WSP 12/13/2018 11:46 pm
Rael tells me that RightNote definitely does not OCR texts in images. That sent me back to RN to do a series of experiments, and I think I can now explain how this fluke happened. Some of the images I was popping into RN came from a OneNote notebook, and I believe that ON was translating the images into text (in the background) before I copied them. This did not happen when I used images from the Web or other sources.

So that solves this little mystery.
WSP 12/20/2018 2:11 am
Just a small postscript to this (slightly silly) discussion

I wonder how many (Windows) note-taking programs are actually capable of doing OCR of textual images? The only ones I'm familiar with are Evernote, OneNote, and Google Keep. Are there others?

I ask because I have a lot of genealogical notes scattered around in various apps, and I would like, if possible, to consolidate them. Since a good number of the notes consist of pasted newspaper clippings, OCR would be extremely desirable.
Donovan 12/20/2018 5:24 am


WSP wrote:
Just a small postscript to this (slightly silly) discussion

I wonder how many (Windows) note-taking programs are actually capable of
doing OCR of textual images? The only ones I'm familiar with are
Evernote, OneNote, and Google Keep. Are there others?

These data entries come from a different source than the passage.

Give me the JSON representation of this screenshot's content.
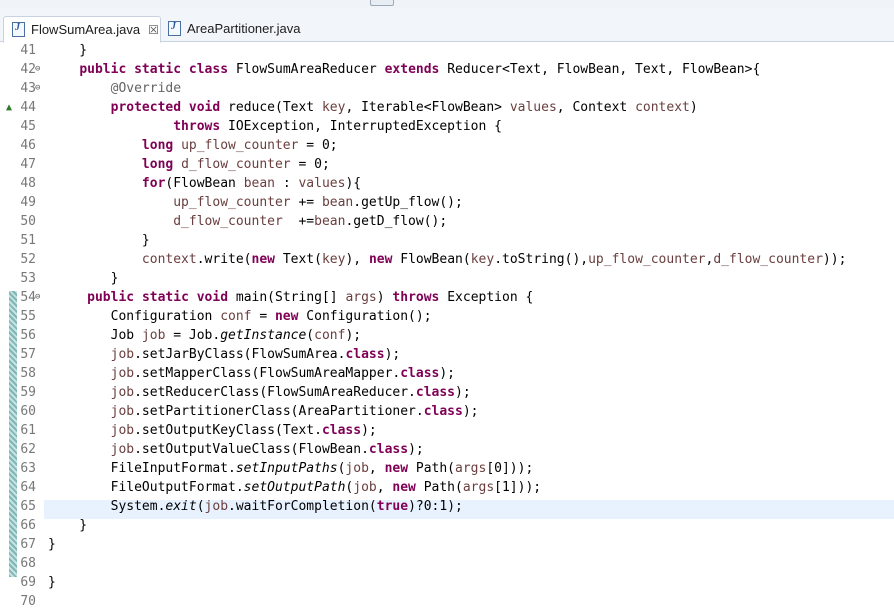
{
  "tabs": [
    {
      "label": "FlowSumArea.java",
      "close": "☒",
      "active": true
    },
    {
      "label": "AreaPartitioner.java",
      "active": false
    }
  ],
  "lines": [
    {
      "n": "41",
      "code": [
        [
          "t",
          "    }"
        ]
      ]
    },
    {
      "n": "42",
      "fold": "⊖",
      "code": [
        [
          "t",
          "    "
        ],
        [
          "kw",
          "public"
        ],
        [
          "t",
          " "
        ],
        [
          "kw",
          "static"
        ],
        [
          "t",
          " "
        ],
        [
          "kw",
          "class"
        ],
        [
          "t",
          " FlowSumAreaReducer "
        ],
        [
          "kw",
          "extends"
        ],
        [
          "t",
          " Reducer<Text, FlowBean, Text, FlowBean>{"
        ]
      ]
    },
    {
      "n": "43",
      "fold": "⊖",
      "code": [
        [
          "t",
          "        "
        ],
        [
          "ann",
          "@Override"
        ]
      ]
    },
    {
      "n": "44",
      "arrow": "▲",
      "code": [
        [
          "t",
          "        "
        ],
        [
          "kw",
          "protected"
        ],
        [
          "t",
          " "
        ],
        [
          "kw",
          "void"
        ],
        [
          "t",
          " reduce(Text "
        ],
        [
          "fd",
          "key"
        ],
        [
          "t",
          ", Iterable<FlowBean> "
        ],
        [
          "fd",
          "values"
        ],
        [
          "t",
          ", Context "
        ],
        [
          "fd",
          "context"
        ],
        [
          "t",
          ")"
        ]
      ]
    },
    {
      "n": "45",
      "code": [
        [
          "t",
          "                "
        ],
        [
          "kw",
          "throws"
        ],
        [
          "t",
          " IOException, InterruptedException {"
        ]
      ]
    },
    {
      "n": "46",
      "code": [
        [
          "t",
          "            "
        ],
        [
          "kw",
          "long"
        ],
        [
          "t",
          " "
        ],
        [
          "fd",
          "up_flow_counter"
        ],
        [
          "t",
          " = 0;"
        ]
      ]
    },
    {
      "n": "47",
      "code": [
        [
          "t",
          "            "
        ],
        [
          "kw",
          "long"
        ],
        [
          "t",
          " "
        ],
        [
          "fd",
          "d_flow_counter"
        ],
        [
          "t",
          " = 0;"
        ]
      ]
    },
    {
      "n": "48",
      "code": [
        [
          "t",
          "            "
        ],
        [
          "kw",
          "for"
        ],
        [
          "t",
          "(FlowBean "
        ],
        [
          "fd",
          "bean"
        ],
        [
          "t",
          " : "
        ],
        [
          "fd",
          "values"
        ],
        [
          "t",
          "){"
        ]
      ]
    },
    {
      "n": "49",
      "code": [
        [
          "t",
          "                "
        ],
        [
          "fd",
          "up_flow_counter"
        ],
        [
          "t",
          " += "
        ],
        [
          "fd",
          "bean"
        ],
        [
          "t",
          ".getUp_flow();"
        ]
      ]
    },
    {
      "n": "50",
      "code": [
        [
          "t",
          "                "
        ],
        [
          "fd",
          "d_flow_counter"
        ],
        [
          "t",
          "  +="
        ],
        [
          "fd",
          "bean"
        ],
        [
          "t",
          ".getD_flow();"
        ]
      ]
    },
    {
      "n": "51",
      "code": [
        [
          "t",
          "            }"
        ]
      ]
    },
    {
      "n": "52",
      "code": [
        [
          "t",
          "            "
        ],
        [
          "fd",
          "context"
        ],
        [
          "t",
          ".write("
        ],
        [
          "kw",
          "new"
        ],
        [
          "t",
          " Text("
        ],
        [
          "fd",
          "key"
        ],
        [
          "t",
          "), "
        ],
        [
          "kw",
          "new"
        ],
        [
          "t",
          " FlowBean("
        ],
        [
          "fd",
          "key"
        ],
        [
          "t",
          ".toString(),"
        ],
        [
          "fd",
          "up_flow_counter"
        ],
        [
          "t",
          ","
        ],
        [
          "fd",
          "d_flow_counter"
        ],
        [
          "t",
          "));"
        ]
      ]
    },
    {
      "n": "53",
      "code": [
        [
          "t",
          "        }"
        ]
      ]
    },
    {
      "n": "54",
      "fold": "⊖",
      "code": [
        [
          "t",
          "     "
        ],
        [
          "kw",
          "public"
        ],
        [
          "t",
          " "
        ],
        [
          "kw",
          "static"
        ],
        [
          "t",
          " "
        ],
        [
          "kw",
          "void"
        ],
        [
          "t",
          " main(String[] "
        ],
        [
          "fd",
          "args"
        ],
        [
          "t",
          ") "
        ],
        [
          "kw",
          "throws"
        ],
        [
          "t",
          " Exception {"
        ]
      ]
    },
    {
      "n": "55",
      "code": [
        [
          "t",
          "        Configuration "
        ],
        [
          "fd",
          "conf"
        ],
        [
          "t",
          " = "
        ],
        [
          "kw",
          "new"
        ],
        [
          "t",
          " Configuration();"
        ]
      ]
    },
    {
      "n": "56",
      "code": [
        [
          "t",
          "        Job "
        ],
        [
          "fd",
          "job"
        ],
        [
          "t",
          " = Job."
        ],
        [
          "it",
          "getInstance"
        ],
        [
          "t",
          "("
        ],
        [
          "fd",
          "conf"
        ],
        [
          "t",
          ");"
        ]
      ]
    },
    {
      "n": "57",
      "code": [
        [
          "t",
          "        "
        ],
        [
          "fd",
          "job"
        ],
        [
          "t",
          ".setJarByClass(FlowSumArea."
        ],
        [
          "kw",
          "class"
        ],
        [
          "t",
          ");"
        ]
      ]
    },
    {
      "n": "58",
      "code": [
        [
          "t",
          "        "
        ],
        [
          "fd",
          "job"
        ],
        [
          "t",
          ".setMapperClass(FlowSumAreaMapper."
        ],
        [
          "kw",
          "class"
        ],
        [
          "t",
          ");"
        ]
      ]
    },
    {
      "n": "59",
      "code": [
        [
          "t",
          "        "
        ],
        [
          "fd",
          "job"
        ],
        [
          "t",
          ".setReducerClass(FlowSumAreaReducer."
        ],
        [
          "kw",
          "class"
        ],
        [
          "t",
          ");"
        ]
      ]
    },
    {
      "n": "60",
      "code": [
        [
          "t",
          "        "
        ],
        [
          "fd",
          "job"
        ],
        [
          "t",
          ".setPartitionerClass(AreaPartitioner."
        ],
        [
          "kw",
          "class"
        ],
        [
          "t",
          ");"
        ]
      ]
    },
    {
      "n": "61",
      "code": [
        [
          "t",
          "        "
        ],
        [
          "fd",
          "job"
        ],
        [
          "t",
          ".setOutputKeyClass(Text."
        ],
        [
          "kw",
          "class"
        ],
        [
          "t",
          ");"
        ]
      ]
    },
    {
      "n": "62",
      "code": [
        [
          "t",
          "        "
        ],
        [
          "fd",
          "job"
        ],
        [
          "t",
          ".setOutputValueClass(FlowBean."
        ],
        [
          "kw",
          "class"
        ],
        [
          "t",
          ");"
        ]
      ]
    },
    {
      "n": "63",
      "code": [
        [
          "t",
          "        FileInputFormat."
        ],
        [
          "it",
          "setInputPaths"
        ],
        [
          "t",
          "("
        ],
        [
          "fd",
          "job"
        ],
        [
          "t",
          ", "
        ],
        [
          "kw",
          "new"
        ],
        [
          "t",
          " Path("
        ],
        [
          "fd",
          "args"
        ],
        [
          "t",
          "[0]));"
        ]
      ]
    },
    {
      "n": "64",
      "code": [
        [
          "t",
          "        FileOutputFormat."
        ],
        [
          "it",
          "setOutputPath"
        ],
        [
          "t",
          "("
        ],
        [
          "fd",
          "job"
        ],
        [
          "t",
          ", "
        ],
        [
          "kw",
          "new"
        ],
        [
          "t",
          " Path("
        ],
        [
          "fd",
          "args"
        ],
        [
          "t",
          "[1]));"
        ]
      ]
    },
    {
      "n": "65",
      "code": [
        [
          "t",
          "        System."
        ],
        [
          "it",
          "exit"
        ],
        [
          "t",
          "("
        ],
        [
          "fd",
          "job"
        ],
        [
          "t",
          ".waitForCompletion("
        ],
        [
          "kw",
          "true"
        ],
        [
          "t",
          ")?0:1);"
        ]
      ]
    },
    {
      "n": "66",
      "code": [
        [
          "t",
          "    }"
        ]
      ]
    },
    {
      "n": "67",
      "code": [
        [
          "t",
          "}"
        ]
      ]
    },
    {
      "n": "68",
      "code": []
    },
    {
      "n": "69",
      "code": [
        [
          "t",
          "}"
        ]
      ]
    },
    {
      "n": "70",
      "code": []
    }
  ]
}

I ask because I have a lot of genealogical notes scattered around in
various apps, and I would like, if possible, to consolidate them. Since
a good number of the notes consist of pasted newspaper clippings, OCR
would be extremely desirable.

I dislike Google. For a lot of reasons. However, I have yet to find a better free solution than its auto-OCR of all images on Google Drive. If you have an image with any writing at all -- it is fully searchable on GD. Just right click on the image and select Open In Google Docs and you'll find the text from the image ready to edit. There's OCR and then there's useful and accurate OCR. It's amazingly accurate and so simple that I don't mind leaving the tool I want to import text to and going to Google Drive -- it literally takes a minute or less. Free.